Former Labour Treasury minister Liam Byrne has admitted that his infamous “there is no money” letter hampered the party’s election campaign.
The MP said he had been “burnt with the shame of it” every day since 2010 when he left the note for his Liberal Democrat successor David Laws.
Writing in the Observer, Mr Byrne said: “Party members ask me: what on earth were you thinking? But members of the public ask: how could you do something so crass? And so bloody offensive?
“I’ve asked myself that question every day for five years and, believe me, every day I have burnt with the shame of it, nowhere more than when standing on doorsteps with good comrades, listening to voters demanding to know what I thought I was playing at. It was always excruciating.”
In the one-line letter, Mr Byrne told the then-chief secretary to the Treasury: “I’m afraid there is no money”, and signed off wishing him “good luck!”.

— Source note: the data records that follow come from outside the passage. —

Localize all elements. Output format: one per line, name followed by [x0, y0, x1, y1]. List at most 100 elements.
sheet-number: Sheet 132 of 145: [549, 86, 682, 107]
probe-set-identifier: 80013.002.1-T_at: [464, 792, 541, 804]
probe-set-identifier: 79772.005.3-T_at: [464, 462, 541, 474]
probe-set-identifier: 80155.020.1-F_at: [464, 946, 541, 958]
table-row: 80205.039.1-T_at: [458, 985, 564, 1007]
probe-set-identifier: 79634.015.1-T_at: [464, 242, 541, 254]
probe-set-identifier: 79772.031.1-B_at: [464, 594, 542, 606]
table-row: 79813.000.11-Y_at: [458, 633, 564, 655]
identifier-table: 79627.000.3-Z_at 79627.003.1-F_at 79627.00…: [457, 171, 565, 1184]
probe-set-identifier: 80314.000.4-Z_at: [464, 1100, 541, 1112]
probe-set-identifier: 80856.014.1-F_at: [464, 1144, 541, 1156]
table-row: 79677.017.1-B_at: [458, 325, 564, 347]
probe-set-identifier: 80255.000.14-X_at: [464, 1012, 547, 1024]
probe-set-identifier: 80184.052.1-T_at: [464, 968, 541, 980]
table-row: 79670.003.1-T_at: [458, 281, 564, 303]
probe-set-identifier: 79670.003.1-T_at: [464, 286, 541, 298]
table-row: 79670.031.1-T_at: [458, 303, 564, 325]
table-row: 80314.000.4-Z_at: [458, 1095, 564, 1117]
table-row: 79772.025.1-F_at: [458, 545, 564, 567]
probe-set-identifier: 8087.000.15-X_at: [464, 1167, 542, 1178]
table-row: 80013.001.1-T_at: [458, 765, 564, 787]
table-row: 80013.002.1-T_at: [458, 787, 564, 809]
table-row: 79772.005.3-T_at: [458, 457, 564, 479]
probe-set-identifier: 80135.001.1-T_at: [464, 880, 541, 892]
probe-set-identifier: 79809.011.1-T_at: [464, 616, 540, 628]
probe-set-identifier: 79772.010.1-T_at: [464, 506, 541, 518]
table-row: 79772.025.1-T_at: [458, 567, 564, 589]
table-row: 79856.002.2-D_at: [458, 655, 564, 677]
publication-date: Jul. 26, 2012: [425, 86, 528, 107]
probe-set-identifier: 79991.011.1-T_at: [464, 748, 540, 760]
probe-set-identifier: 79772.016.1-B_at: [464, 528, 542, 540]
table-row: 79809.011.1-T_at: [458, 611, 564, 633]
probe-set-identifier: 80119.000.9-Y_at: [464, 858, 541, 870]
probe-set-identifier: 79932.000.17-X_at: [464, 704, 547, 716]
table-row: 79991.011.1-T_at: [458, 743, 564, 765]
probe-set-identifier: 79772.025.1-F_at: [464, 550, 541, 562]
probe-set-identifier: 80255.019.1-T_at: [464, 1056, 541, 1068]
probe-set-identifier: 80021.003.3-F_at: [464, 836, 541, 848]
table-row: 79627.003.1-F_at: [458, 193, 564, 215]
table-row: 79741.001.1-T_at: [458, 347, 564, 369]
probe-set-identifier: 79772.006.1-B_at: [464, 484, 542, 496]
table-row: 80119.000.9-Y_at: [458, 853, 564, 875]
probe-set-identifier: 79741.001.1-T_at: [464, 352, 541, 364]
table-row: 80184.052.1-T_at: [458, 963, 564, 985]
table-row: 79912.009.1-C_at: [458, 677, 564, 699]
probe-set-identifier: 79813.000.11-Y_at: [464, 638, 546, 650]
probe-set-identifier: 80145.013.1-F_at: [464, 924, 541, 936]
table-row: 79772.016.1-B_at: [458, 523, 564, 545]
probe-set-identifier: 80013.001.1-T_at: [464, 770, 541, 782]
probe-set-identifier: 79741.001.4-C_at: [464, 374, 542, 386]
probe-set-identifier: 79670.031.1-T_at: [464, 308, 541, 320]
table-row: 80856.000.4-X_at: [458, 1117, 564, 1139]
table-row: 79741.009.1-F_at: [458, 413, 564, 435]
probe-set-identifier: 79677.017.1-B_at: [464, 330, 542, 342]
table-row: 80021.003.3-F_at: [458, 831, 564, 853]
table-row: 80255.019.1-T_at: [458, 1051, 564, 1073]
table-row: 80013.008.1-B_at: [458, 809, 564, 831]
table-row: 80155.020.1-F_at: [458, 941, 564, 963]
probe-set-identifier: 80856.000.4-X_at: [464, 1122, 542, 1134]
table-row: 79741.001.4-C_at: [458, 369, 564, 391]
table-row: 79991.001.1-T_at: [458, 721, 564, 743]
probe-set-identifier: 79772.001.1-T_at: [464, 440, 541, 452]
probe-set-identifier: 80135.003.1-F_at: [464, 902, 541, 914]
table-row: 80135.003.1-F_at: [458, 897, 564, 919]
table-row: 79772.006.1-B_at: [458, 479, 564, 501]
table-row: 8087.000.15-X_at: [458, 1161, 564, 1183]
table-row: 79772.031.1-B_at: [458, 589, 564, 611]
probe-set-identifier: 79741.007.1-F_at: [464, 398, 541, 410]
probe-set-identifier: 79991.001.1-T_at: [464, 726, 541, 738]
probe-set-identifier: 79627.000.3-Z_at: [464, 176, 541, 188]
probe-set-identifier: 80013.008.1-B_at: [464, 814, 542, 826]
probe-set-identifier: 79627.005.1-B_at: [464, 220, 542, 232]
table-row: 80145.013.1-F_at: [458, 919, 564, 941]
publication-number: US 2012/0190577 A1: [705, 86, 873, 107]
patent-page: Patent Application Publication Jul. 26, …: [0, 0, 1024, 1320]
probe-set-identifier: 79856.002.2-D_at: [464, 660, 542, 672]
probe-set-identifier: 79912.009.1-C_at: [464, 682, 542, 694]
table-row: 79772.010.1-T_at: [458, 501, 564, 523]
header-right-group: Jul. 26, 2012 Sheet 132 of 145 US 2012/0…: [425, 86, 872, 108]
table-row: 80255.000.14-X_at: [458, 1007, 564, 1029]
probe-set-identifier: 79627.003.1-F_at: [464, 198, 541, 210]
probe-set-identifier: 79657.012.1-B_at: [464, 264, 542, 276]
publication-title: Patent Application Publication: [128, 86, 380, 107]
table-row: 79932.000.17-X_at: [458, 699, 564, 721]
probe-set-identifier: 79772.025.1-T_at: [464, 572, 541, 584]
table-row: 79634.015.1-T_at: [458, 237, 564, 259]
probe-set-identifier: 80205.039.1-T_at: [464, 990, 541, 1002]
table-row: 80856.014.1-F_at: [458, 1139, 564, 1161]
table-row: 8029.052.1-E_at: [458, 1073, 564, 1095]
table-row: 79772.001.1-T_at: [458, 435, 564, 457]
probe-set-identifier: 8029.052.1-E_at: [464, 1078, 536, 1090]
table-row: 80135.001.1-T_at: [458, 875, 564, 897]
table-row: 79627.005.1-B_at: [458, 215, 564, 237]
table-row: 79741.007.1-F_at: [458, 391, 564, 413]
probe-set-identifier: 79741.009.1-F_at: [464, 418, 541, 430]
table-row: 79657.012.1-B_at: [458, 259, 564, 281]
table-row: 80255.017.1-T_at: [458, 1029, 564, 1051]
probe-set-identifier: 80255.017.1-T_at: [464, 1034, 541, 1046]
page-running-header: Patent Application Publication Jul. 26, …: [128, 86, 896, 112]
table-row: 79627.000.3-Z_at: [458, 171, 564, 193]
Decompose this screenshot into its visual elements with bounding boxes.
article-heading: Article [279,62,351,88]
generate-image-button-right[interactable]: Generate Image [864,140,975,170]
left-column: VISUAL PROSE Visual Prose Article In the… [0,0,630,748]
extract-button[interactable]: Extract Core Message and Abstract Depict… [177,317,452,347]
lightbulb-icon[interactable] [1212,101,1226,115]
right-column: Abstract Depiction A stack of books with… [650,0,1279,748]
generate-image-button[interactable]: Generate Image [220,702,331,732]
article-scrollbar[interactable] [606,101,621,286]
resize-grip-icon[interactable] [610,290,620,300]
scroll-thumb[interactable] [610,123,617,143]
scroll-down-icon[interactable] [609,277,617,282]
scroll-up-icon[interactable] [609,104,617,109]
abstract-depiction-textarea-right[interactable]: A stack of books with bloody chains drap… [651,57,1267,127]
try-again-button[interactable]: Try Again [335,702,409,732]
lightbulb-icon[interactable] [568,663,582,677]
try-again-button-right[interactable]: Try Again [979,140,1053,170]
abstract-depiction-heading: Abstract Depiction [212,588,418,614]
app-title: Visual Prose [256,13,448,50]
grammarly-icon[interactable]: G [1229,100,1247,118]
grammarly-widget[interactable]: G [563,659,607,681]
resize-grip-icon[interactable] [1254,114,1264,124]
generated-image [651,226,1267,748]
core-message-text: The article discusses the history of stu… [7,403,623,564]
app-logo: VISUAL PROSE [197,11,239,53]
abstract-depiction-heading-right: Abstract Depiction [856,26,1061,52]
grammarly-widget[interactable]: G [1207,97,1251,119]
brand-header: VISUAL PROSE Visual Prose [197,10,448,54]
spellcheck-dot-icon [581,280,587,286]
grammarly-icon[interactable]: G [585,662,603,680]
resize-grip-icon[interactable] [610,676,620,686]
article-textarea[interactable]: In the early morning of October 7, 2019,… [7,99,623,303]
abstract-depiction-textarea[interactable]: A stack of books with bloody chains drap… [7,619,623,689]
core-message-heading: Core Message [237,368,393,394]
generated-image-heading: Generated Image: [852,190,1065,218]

The note was brandished by David Cameron as evidence of Labour’s financial irresponsibility during the election campaign.
Mr Byrne, who held his Hodge Hill seat in Birmingham with a massive 23,000 vote majority, acknowledged his actions had allowed the Conservatives to “bash” Labour’s economic record.
He added: “People’s anger – and my party’s anger – at me will never ever match my anger with myself or my remorse at such a crass mistake. I made it easy for our opponents to bash our economic record by bashing me.
“And for millions of people and businesses who have had to make such sacrifices over the last five years, there was nothing funny about the national debt when the national task of cutting it has brought them such pain in their everyday life.”